Women grow different with the years,
Old Father Time will tell you so.
They string along with the cup that cheers,
And hate the modes of long ago.
Oh, yes, they smoke and drink a lot.
Some like to be thin, but few like fat.
And even though hard knocks they’ve got,
A woman’s a woman for all that.
They love to go to a baseball game,
You’ll find ’em at the ring-side too.
In many things their taste’s the same
As the men who see them through.
Some of them dress just like a man,
Sport a cane and wear a soft hat;
They even talk base when they can.
Still, a woman’s a woman for all that.
In every sport you’ll find her name;
They row, they drive, they conquer the air.
In law and medicine they’re not lame,
And in the pulpit they’re more than fair.
They can gamble, they can swear,
And still knock a fresh man flat.
The ballot is theirs most everywhere.
Still, a woman’s a woman for all that.
They’ve got men eating out of their hands;
In many places, they’re cock o’ the walk.

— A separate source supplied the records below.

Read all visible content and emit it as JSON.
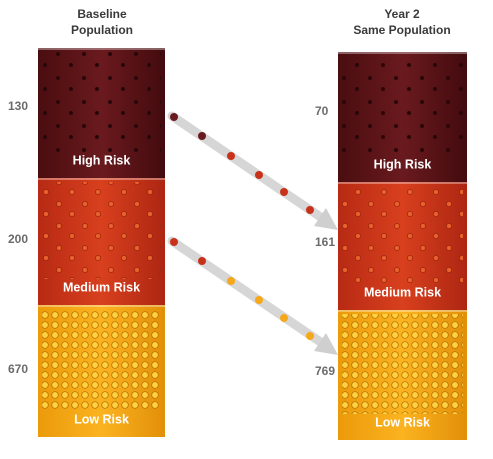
{
  "columns": [
    {
      "title_lines": [
        "Baseline",
        "Population"
      ],
      "segments": [
        {
          "label": "High Risk",
          "count": 130
        },
        {
          "label": "Medium Risk",
          "count": 200
        },
        {
          "label": "Low Risk",
          "count": 670
        }
      ]
    },
    {
      "title_lines": [
        "Year 2",
        "Same Population"
      ],
      "segments": [
        {
          "label": "High Risk",
          "count": 70
        },
        {
          "label": "Medium Risk",
          "count": 161
        },
        {
          "label": "Low Risk",
          "count": 769
        }
      ]
    }
  ]
}
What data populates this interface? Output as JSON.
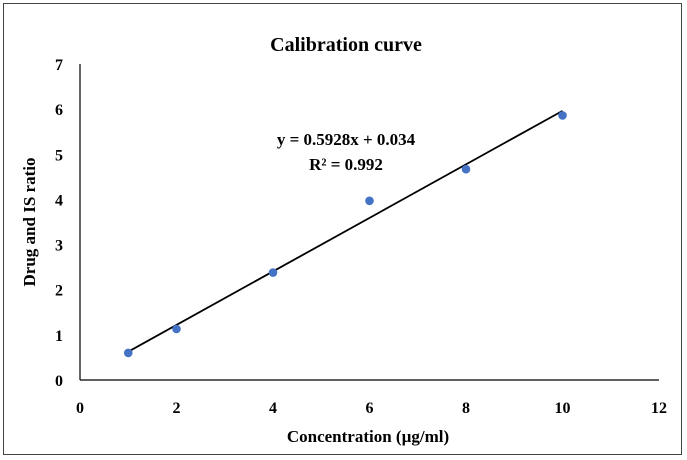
{
  "chart_data": {
    "type": "scatter",
    "title": "Calibration curve",
    "xlabel": "Concentration (µg/ml)",
    "ylabel": "Drug and IS ratio",
    "xlim": [
      0,
      12
    ],
    "ylim": [
      0,
      7
    ],
    "x_ticks": [
      0,
      2,
      4,
      6,
      8,
      10,
      12
    ],
    "y_ticks": [
      0,
      1,
      2,
      3,
      4,
      5,
      6,
      7
    ],
    "grid": false,
    "series": [
      {
        "x": [
          1,
          2,
          4,
          6,
          8,
          10
        ],
        "y": [
          0.6,
          1.13,
          2.38,
          3.97,
          4.67,
          5.86
        ],
        "color": "#4472C4"
      }
    ],
    "trendline": {
      "type": "linear",
      "slope": 0.5928,
      "intercept": 0.034,
      "x_range": [
        1,
        10
      ],
      "color": "#000000"
    },
    "annotations": {
      "equation": "y = 0.5928x + 0.034",
      "r_squared": "R² = 0.992"
    }
  }
}
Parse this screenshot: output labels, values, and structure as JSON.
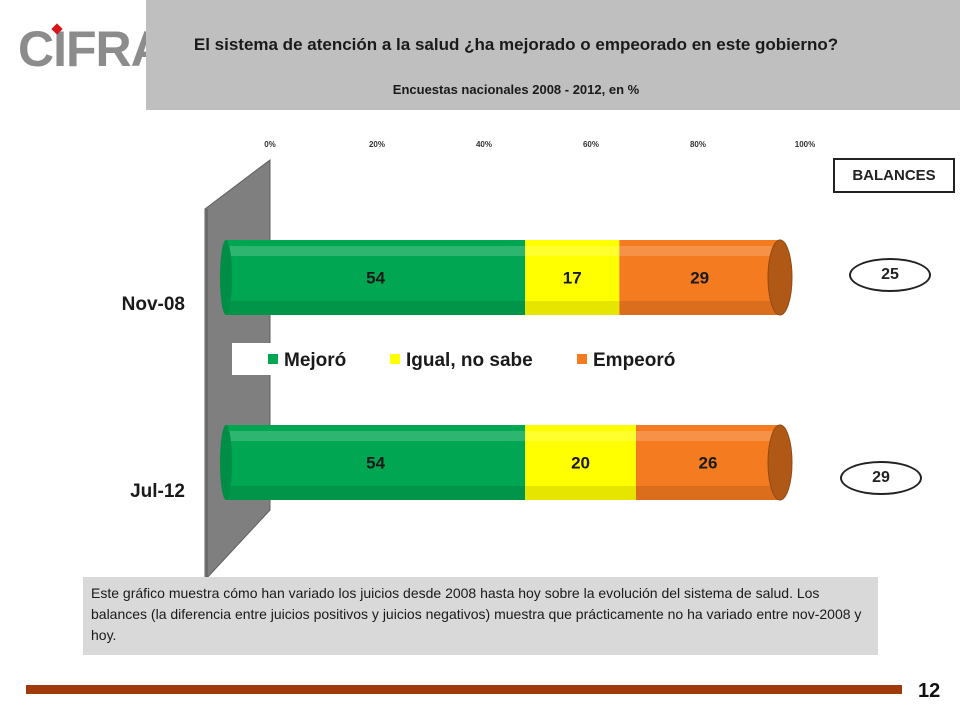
{
  "logo": {
    "text": "CIFRA"
  },
  "header": {
    "title": "El sistema de atención a la salud ¿ha mejorado o empeorado en este gobierno?",
    "subtitle": "Encuestas nacionales 2008 - 2012, en %"
  },
  "chart_data": {
    "type": "bar",
    "orientation": "horizontal",
    "stacked": true,
    "categories": [
      "Nov-08",
      "Jul-12"
    ],
    "series": [
      {
        "name": "Mejoró",
        "values": [
          54,
          54
        ],
        "color": "#00a651"
      },
      {
        "name": "Igual, no sabe",
        "values": [
          17,
          20
        ],
        "color": "#ffff00"
      },
      {
        "name": "Empeoró",
        "values": [
          29,
          26
        ],
        "color": "#f47b20"
      }
    ],
    "xlim": [
      0,
      100
    ],
    "x_ticks": [
      "0%",
      "20%",
      "40%",
      "60%",
      "80%",
      "100%"
    ],
    "legend_position": "center",
    "grid": false
  },
  "balances": {
    "label": "BALANCES",
    "values": [
      "25",
      "29"
    ]
  },
  "note": "Este gráfico muestra cómo han variado los juicios desde 2008 hasta hoy sobre la evolución del sistema de salud. Los balances (la diferencia entre juicios positivos y juicios negativos) muestra que prácticamente no ha variado entre nov-2008 y hoy.",
  "page_number": "12"
}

Big business and trade, woman understands,
And thoroughly knows her salesman’s talk.
Upon the heels of man, she’s steadily treading;
Both his shoulders are near on the mat.
But no matter now, which way she’s heading,
A woman’s a woman for all that.
Among Maxwell’s papers at the New Jersey Historical Society is a manuscript of this poem, showing the concluding stanza’s “Both his shoulders are near on the mat” altered to read “In the political ring, she flings her hat.” We give the text as printed in Maxwell’s 1937 volume The Life to Live and Other Plainpoems.